Zum AfD-Landesvorsitzenden und Nachfolger von Röckemann wählten die Delegierten im Oktober in Kalkar den Ex-Bundeswehroffizier und Bundestagsabgeordneten Rüdiger Lucassen (68) aus Euskirchen. Lucassen distanzierte sich damals zwar vom besonders radikalen Auftreten der Ost-AfD, half dann aber ausgerechnet dem „Flügel“-Mann Björn Höcke im Thüringer Wahlkampf.

Höcke und Lucassen hätten überhaupt kein Problem, gemeinsam bei Veranstaltungen aufzutreten, sagte gestern Alexander Langguth aus Iserlohn, der sich schon 2017 als Landtagsabgeordneter aus Fraktion und Partei zurückzog und vor Jahren eine parteiinterne Kampagne „Rote Karte für Höcke“ gefahren hatte. Die Beobachtung des „Flügels“ hält Langguth für „absolut notwendig“. Ohne die Mit-Unterstützung von „Flügel“-Leuten könnten heute auch die „Gemäßigten“ kaum noch Posten in der Partei erreichen.
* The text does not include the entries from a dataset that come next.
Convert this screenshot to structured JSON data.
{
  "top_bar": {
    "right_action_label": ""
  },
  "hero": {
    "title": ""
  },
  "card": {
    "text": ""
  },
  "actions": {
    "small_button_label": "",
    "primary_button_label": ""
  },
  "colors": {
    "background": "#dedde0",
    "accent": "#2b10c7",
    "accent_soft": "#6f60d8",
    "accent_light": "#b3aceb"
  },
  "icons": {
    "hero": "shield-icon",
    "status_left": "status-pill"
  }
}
Der Eklat um das „Malbuch“ mit fremdenfeindlichen Motiven, das die AfD im Landtag erst verbreitet hatte, um sich später davon zu distanzieren, hat den Ruf der Landtagsfraktion nachhaltig beschädigt. Darin wurden unter anderem bewaffnete Menschen unter türkischer Flagge gezeigt, offenbar bei einem Autokorso. Unter dem Banner „Wir baden das aus“ sind in einem Schwimmbad Vollverschleierte und eine Hand mit einem Messer zu sehen. Die Parallelen zu Menschen verachtenden Karikaturen aus der Nazizeit sind offensichtlich.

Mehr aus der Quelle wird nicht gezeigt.